Just in case 7 months without NHL hockey has made you forget some of the unique idioms and phrases used to describe the game and it's players, I'm offering up a cheat sheet of sorts to help you re-adjust to life with the NHL:
"gritty two-way forward": great skater with stone hands. Unlikely to participate in a shootout until the 9th round.
"defensive defenseman": his abilities necessitate the team rule that he's not allowed to cross centre ice into the opposition zone
"prospect": not sure what we've got here, either a future 2nd liner or a Spengler Cup regular for Team Canada. Just in case, we've let go half of the scouting staff in preparation for the fallout.

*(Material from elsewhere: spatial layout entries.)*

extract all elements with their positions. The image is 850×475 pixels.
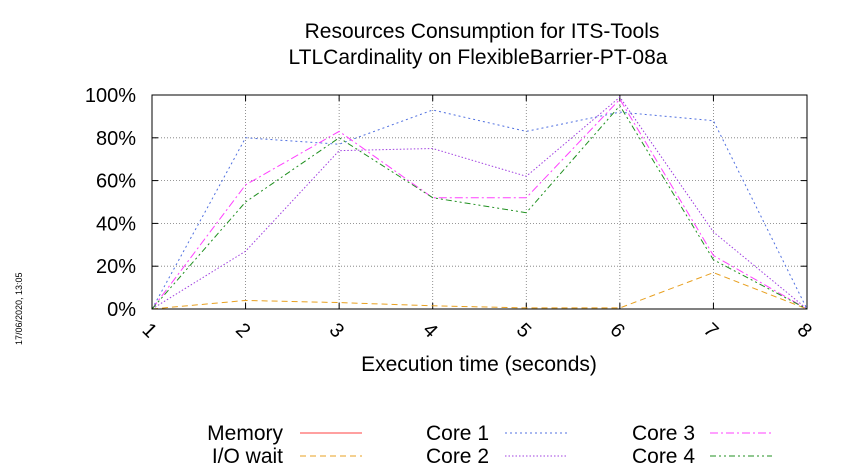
x-tick-label: 5	[512, 319, 535, 342]
y-tick-label: 60%	[96, 171, 136, 193]
series-line-core-2	[151, 96, 808, 310]
y-axis-ticks: 0% 20% 40% 60% 80% 100%	[85, 85, 807, 321]
legend-label: Core 3	[632, 422, 695, 445]
x-tick-label: 6	[605, 319, 628, 342]
chart-title-line-2: LTLCardinality on FlexibleBarrier-PT-08a	[289, 46, 668, 69]
y-tick-label: 100%	[85, 85, 136, 107]
series-line-core-3	[151, 98, 808, 310]
x-tick-label: 8	[793, 319, 816, 342]
timestamp: 17/06/2020, 13:05	[14, 272, 24, 345]
series-line-i-o-wait	[151, 272, 808, 310]
grid	[152, 95, 807, 309]
series-line-core-1	[151, 109, 808, 310]
x-axis-ticks: 1 2 3 4 5 6 7 8	[138, 95, 816, 342]
y-tick-label: 0%	[107, 299, 136, 321]
x-tick-label: 4	[418, 319, 441, 342]
chart-title-line-1: Resources Consumption for ITS-Tools	[305, 20, 660, 43]
x-tick-label: 2	[231, 319, 254, 342]
y-tick-label: 40%	[96, 213, 136, 235]
legend-label: Core 2	[426, 445, 489, 468]
series-line-core-4	[151, 104, 808, 310]
y-tick-label: 20%	[96, 256, 136, 278]
x-tick-label: 7	[699, 319, 722, 342]
x-tick-label: 3	[325, 319, 348, 342]
legend-label: Memory	[207, 422, 283, 445]
legend-label: I/O wait	[212, 445, 283, 468]
plot-frame	[151, 94, 808, 310]
y-tick-label: 80%	[96, 128, 136, 150]
series-lines	[151, 96, 808, 310]
x-tick-label: 1	[138, 319, 161, 342]
legend-label: Core 4	[632, 445, 695, 468]
legend-label: Core 1	[426, 422, 489, 445]
x-axis-label: Execution time (seconds)	[361, 353, 597, 376]
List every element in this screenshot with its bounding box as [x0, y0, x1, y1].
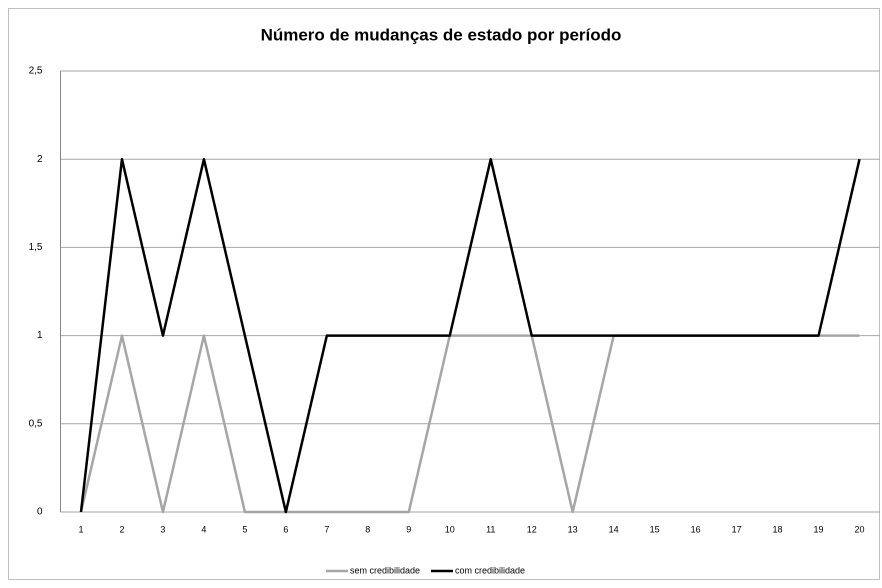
x-tick-label: 11: [486, 524, 495, 534]
x-tick-label: 13: [568, 524, 578, 534]
legend-label: com credibilidade: [455, 565, 525, 575]
x-tick-label: 20: [855, 524, 865, 534]
x-tick-label: 12: [527, 524, 537, 534]
x-tick-label: 2: [119, 524, 124, 534]
x-tick-label: 4: [201, 524, 206, 534]
y-tick-label: 0: [37, 507, 43, 518]
chart-border: [8, 8, 880, 580]
x-tick-label: 14: [609, 524, 619, 534]
x-tick-label: 10: [445, 524, 455, 534]
y-tick-label: 1: [37, 330, 43, 341]
y-tick-label: 2,5: [29, 66, 43, 77]
x-tick-label: 1: [78, 524, 83, 534]
x-tick-label: 3: [160, 524, 165, 534]
chart-title: Número de mudanças de estado por período: [261, 25, 622, 44]
legend-label: sem credibilidade: [350, 565, 420, 575]
y-tick-label: 2: [37, 154, 43, 165]
x-tick-label: 17: [732, 524, 742, 534]
x-tick-label: 9: [406, 524, 411, 534]
x-tick-label: 16: [691, 524, 701, 534]
y-tick-label: 0,5: [29, 418, 43, 429]
x-tick-label: 8: [365, 524, 370, 534]
series-line: [79, 157, 861, 514]
y-tick-label: 1,5: [29, 242, 43, 253]
x-tick-label: 5: [242, 524, 247, 534]
x-tick-label: 7: [324, 524, 329, 534]
x-tick-label: 15: [650, 524, 660, 534]
x-tick-label: 18: [773, 524, 783, 534]
x-tick-label: 6: [283, 524, 288, 534]
x-tick-label: 19: [814, 524, 824, 534]
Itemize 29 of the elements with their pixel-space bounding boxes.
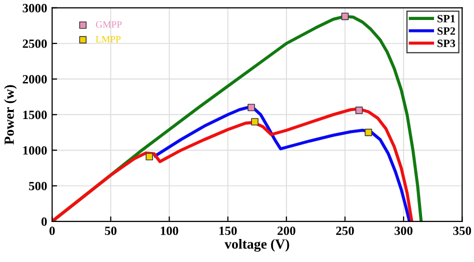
y-tick-label: 1500 xyxy=(23,110,47,120)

"players' coach": first round's on him boys
"bag skate": either a) coach forcing players to skate full speed, back and forth until there's vomit covering the entire neutral zone or b) a horrific hazing ritual that I don't wish to describe here
"deceptive speed": he's slow.
"power forward": just as likely to score as he is to maim and injure someone, sometimes doing both on the same shift.
"franchise goalie": everyone's favourite player on the team, acknowedged as the only reason they made the playoffs - who within two years (or two games) will become known as that horrible SOB who couldn't stop a beach ball tossed at him by your grandmother
"youth movement": the team sucks - younger fans have moved on to watching Basketball or Arena Football.
"veteran leadership": a guy possessing this has most of his own teeth and can still form complete sentences on most occasions. Remembers to wear a clean shirt in front of the cameras when being interviewed.
"bulletin board material": usually comes from Maxim magazine or the European equivalent.
"he can dangle": another one of those references you probably shouldn't use in front of female company.
Feel free to add your own or dispute my offerings.